Now, let's store a new shipment document and then load it back:
await using var session = store.LightweightSession(); // open a new session
// 1. Create a new shipment
var shipment = new FreightShipment
{
Id = Guid.NewGuid(),
Origin = "Rotterdam",
Destination = "New York",
Status = ShipmentStatus.Scheduled,
ScheduledAt = DateTime.UtcNow
};
// 2. Store it in Marten
session.Store(shipment);
await session.SaveChangesAsync(); // saves the changes to the database
// 3. Later... load the shipment by Id
var loaded = await session.LoadAsync<FreightShipment>(shipment.Id);
Console.WriteLine($"Shipment status: {loaded!.Status}"); // Outputs: Scheduled
A few things to note in this code:
- We use a session (
LightweightSession
) to interact with the database. This pattern is similar to an EF Core DbContext or a NHibernate session. The session is a unit of work; we save changes at the end (which wraps everything in a DB transaction). - Calling
Store(shipment)
tells Marten to stage that document for saving.SaveChangesAsync()
actually commits it to PostgreSQL. - After saving, we can retrieve the document by Id using
LoadAsync<T>
. Marten deserializes the JSON back into ourFreightShipment
object.
Behind the scenes, Marten stored the shipment as a JSON document in a Postgres table. Thanks to Marten's use of PostgreSQL, this was an ACID transaction – if we had multiple documents or operations in the session, they'd all commit or rollback together. At this point, our shipment record might look like:
{
"Id": "3a1f...d45",
"Origin": "Rotterdam",
"Destination": "New York",
"Status": "Scheduled",
"ScheduledAt": "2025-03-21T08:30:00Z",
"PickedUpAt": null,
"DeliveredAt": null,
"CancelledAt": null
}
As the shipment goes through its lifecycle, we would update this document. For example, when the freight is picked up, we might do:
loaded.Status = ShipmentStatus.InTransit;
loaded.PickedUpAt = DateTime.UtcNow;
session.Store(loaded);
await session.SaveChangesAsync();
This will update the existing JSON document in place (Marten knows it's an update because the Id matches an existing document). Similarly, upon delivery, we'd set Status = Delivered
and set DeliveredAt
. This state-oriented approach is simple and works well for many cases – we always have the latest status easily available by loading the document.
However, one drawback of the document-only approach is that we lose the historical changes. Each update overwrites the previous state.

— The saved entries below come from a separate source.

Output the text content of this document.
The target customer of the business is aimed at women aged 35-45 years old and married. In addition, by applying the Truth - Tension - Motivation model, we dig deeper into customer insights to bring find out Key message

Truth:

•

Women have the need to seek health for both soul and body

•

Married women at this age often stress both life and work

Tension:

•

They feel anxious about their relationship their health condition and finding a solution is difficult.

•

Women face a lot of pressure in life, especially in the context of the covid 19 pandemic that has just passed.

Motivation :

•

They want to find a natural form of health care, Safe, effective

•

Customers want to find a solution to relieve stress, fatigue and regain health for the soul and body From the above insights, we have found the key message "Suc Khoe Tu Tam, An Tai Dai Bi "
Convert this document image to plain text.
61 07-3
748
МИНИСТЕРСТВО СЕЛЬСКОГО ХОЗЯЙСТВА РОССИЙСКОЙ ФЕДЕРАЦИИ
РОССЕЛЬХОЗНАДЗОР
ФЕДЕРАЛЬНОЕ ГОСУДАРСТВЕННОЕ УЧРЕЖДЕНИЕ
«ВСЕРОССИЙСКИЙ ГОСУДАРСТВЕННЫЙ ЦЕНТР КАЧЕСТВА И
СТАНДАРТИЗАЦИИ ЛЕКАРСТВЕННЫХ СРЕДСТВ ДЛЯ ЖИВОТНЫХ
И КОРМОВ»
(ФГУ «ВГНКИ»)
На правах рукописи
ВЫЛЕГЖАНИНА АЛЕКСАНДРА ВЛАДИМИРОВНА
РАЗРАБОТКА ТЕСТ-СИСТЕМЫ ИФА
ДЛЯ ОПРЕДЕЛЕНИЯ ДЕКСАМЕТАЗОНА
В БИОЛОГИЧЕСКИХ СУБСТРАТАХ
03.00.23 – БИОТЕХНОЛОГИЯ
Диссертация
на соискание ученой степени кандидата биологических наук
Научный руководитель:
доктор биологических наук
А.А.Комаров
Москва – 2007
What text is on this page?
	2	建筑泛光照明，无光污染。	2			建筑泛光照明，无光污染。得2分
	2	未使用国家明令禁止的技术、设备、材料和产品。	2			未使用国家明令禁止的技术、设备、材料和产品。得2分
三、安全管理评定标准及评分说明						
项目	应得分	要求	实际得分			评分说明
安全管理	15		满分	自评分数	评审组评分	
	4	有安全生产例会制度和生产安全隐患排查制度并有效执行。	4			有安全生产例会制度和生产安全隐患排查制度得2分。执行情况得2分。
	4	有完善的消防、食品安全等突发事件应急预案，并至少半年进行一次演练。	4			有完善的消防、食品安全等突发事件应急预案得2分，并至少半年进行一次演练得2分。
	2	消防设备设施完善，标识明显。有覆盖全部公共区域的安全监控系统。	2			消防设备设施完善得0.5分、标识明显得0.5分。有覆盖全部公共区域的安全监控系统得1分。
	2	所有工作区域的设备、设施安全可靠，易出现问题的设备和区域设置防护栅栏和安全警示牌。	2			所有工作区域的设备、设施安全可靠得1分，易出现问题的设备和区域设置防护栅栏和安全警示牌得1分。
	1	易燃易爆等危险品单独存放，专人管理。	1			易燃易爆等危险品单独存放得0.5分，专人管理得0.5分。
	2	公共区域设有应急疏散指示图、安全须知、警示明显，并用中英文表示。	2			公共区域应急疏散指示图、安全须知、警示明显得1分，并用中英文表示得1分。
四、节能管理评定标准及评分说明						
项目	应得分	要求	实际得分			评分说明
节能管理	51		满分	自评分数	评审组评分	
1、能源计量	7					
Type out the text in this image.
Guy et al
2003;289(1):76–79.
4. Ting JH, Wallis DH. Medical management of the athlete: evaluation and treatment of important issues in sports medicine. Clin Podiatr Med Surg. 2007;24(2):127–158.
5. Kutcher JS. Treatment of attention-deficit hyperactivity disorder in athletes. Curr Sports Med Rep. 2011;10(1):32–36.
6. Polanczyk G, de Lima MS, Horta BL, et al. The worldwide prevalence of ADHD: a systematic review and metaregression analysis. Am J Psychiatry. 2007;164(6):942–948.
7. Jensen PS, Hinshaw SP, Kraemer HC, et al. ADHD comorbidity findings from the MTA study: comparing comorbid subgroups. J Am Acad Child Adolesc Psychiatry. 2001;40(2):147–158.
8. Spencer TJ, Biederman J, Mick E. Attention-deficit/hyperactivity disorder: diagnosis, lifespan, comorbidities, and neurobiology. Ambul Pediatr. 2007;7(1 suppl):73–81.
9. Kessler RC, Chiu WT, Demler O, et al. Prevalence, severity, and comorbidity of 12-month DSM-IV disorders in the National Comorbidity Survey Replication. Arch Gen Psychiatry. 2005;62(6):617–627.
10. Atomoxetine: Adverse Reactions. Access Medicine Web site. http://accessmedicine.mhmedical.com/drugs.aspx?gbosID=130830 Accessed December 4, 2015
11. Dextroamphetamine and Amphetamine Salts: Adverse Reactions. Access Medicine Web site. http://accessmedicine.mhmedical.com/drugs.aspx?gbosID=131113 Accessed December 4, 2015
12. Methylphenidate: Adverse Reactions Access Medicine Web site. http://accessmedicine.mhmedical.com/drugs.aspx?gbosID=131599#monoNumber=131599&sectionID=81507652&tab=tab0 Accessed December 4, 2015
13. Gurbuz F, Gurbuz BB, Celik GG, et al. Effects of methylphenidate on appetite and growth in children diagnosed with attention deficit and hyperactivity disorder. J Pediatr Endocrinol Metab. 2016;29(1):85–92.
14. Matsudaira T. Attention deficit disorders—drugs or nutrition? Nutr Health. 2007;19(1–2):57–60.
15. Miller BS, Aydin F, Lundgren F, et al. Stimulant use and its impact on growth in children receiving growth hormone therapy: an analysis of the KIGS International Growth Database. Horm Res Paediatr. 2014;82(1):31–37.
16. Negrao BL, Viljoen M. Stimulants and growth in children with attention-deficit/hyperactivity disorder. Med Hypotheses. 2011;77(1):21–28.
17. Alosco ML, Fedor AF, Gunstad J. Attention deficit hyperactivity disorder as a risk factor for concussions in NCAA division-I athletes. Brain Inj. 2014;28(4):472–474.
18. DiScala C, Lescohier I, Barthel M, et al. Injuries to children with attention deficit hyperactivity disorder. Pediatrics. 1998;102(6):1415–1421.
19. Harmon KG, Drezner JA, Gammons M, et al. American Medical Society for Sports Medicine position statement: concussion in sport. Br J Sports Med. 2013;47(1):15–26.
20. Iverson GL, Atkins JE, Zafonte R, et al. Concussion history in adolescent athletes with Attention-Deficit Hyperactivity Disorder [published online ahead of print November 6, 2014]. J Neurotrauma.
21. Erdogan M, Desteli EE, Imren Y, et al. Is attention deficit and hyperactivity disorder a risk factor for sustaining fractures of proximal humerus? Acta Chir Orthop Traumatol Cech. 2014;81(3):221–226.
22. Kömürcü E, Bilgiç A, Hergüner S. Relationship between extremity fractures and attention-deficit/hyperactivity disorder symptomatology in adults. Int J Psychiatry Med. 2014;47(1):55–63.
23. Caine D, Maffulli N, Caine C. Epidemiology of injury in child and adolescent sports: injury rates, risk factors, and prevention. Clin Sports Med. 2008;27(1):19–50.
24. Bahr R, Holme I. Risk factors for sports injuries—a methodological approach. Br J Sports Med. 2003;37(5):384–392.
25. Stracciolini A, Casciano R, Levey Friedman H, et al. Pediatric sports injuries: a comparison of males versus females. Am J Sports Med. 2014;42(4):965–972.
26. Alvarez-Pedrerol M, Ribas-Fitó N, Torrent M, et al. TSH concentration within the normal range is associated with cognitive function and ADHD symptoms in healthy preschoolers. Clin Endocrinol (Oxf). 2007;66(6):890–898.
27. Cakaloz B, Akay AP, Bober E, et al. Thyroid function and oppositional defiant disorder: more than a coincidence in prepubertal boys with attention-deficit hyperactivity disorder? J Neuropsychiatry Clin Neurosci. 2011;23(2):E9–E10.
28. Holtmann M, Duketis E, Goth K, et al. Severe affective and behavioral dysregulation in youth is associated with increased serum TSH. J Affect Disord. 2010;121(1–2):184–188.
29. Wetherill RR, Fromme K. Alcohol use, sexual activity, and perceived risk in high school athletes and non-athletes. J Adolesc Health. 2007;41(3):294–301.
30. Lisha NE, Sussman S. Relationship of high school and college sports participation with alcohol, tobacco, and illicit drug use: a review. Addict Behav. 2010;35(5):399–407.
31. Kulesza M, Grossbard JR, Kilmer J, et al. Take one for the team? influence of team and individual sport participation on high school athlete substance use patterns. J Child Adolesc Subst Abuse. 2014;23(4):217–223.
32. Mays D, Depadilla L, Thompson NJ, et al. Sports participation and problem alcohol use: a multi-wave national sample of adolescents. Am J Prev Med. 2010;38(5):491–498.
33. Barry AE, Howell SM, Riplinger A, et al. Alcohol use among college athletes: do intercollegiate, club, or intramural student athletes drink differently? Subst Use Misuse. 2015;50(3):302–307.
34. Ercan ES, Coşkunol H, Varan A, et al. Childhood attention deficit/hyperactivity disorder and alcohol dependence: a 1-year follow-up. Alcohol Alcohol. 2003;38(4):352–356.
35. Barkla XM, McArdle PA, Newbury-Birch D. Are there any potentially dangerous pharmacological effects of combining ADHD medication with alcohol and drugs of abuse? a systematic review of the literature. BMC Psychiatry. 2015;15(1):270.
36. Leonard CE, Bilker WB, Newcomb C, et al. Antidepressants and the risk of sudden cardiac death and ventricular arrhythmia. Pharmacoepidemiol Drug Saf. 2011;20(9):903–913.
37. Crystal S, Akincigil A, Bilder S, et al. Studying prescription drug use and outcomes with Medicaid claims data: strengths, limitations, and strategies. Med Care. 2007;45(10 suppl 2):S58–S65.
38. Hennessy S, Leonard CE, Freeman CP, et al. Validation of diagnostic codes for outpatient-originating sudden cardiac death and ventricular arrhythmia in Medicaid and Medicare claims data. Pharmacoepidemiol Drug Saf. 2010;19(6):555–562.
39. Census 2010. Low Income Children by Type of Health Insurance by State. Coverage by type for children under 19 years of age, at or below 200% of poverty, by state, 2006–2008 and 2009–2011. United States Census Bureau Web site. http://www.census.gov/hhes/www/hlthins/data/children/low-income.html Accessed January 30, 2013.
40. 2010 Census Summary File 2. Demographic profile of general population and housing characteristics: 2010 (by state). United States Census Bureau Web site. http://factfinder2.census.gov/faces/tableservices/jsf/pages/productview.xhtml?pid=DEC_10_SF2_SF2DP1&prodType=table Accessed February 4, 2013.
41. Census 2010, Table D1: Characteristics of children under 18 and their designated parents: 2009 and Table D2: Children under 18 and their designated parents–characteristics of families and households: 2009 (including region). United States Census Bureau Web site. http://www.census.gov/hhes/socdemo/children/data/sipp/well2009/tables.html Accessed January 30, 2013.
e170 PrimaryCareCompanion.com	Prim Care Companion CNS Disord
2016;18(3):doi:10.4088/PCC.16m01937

If we later want to know when a shipment was picked up or delivered, we have those timestamps, but what if we need more detail or want an audit trail? We might log or archive old versions, but that gets complex. This is where event sourcing comes in. Instead of just storing the final state, we capture each state change as an event. Let's see how Marten allows us to evolve our design to an event-sourced model without abandoning the benefits of the document store.
INFO
You can download the source code zip file freight-shipping-tutorial.zip from this link.
- Ensure you have .NET 9.0 installed in your machine.
- Unzip the downloaded zip file and run the project using
dotnet run
, it will show you the list of commands for each tutorial page. - You can set up the Postgres database as outlined in the
docker-compose.yml
file. Or run your own Postgres instance and update the connection string accordingly inappsettings.json
file - As an example, run
dotnet run -- getting-started
which executes the sample code in Getting Started page. Similarly the other list of commands will correspond to the respective tutorial pages accordingly.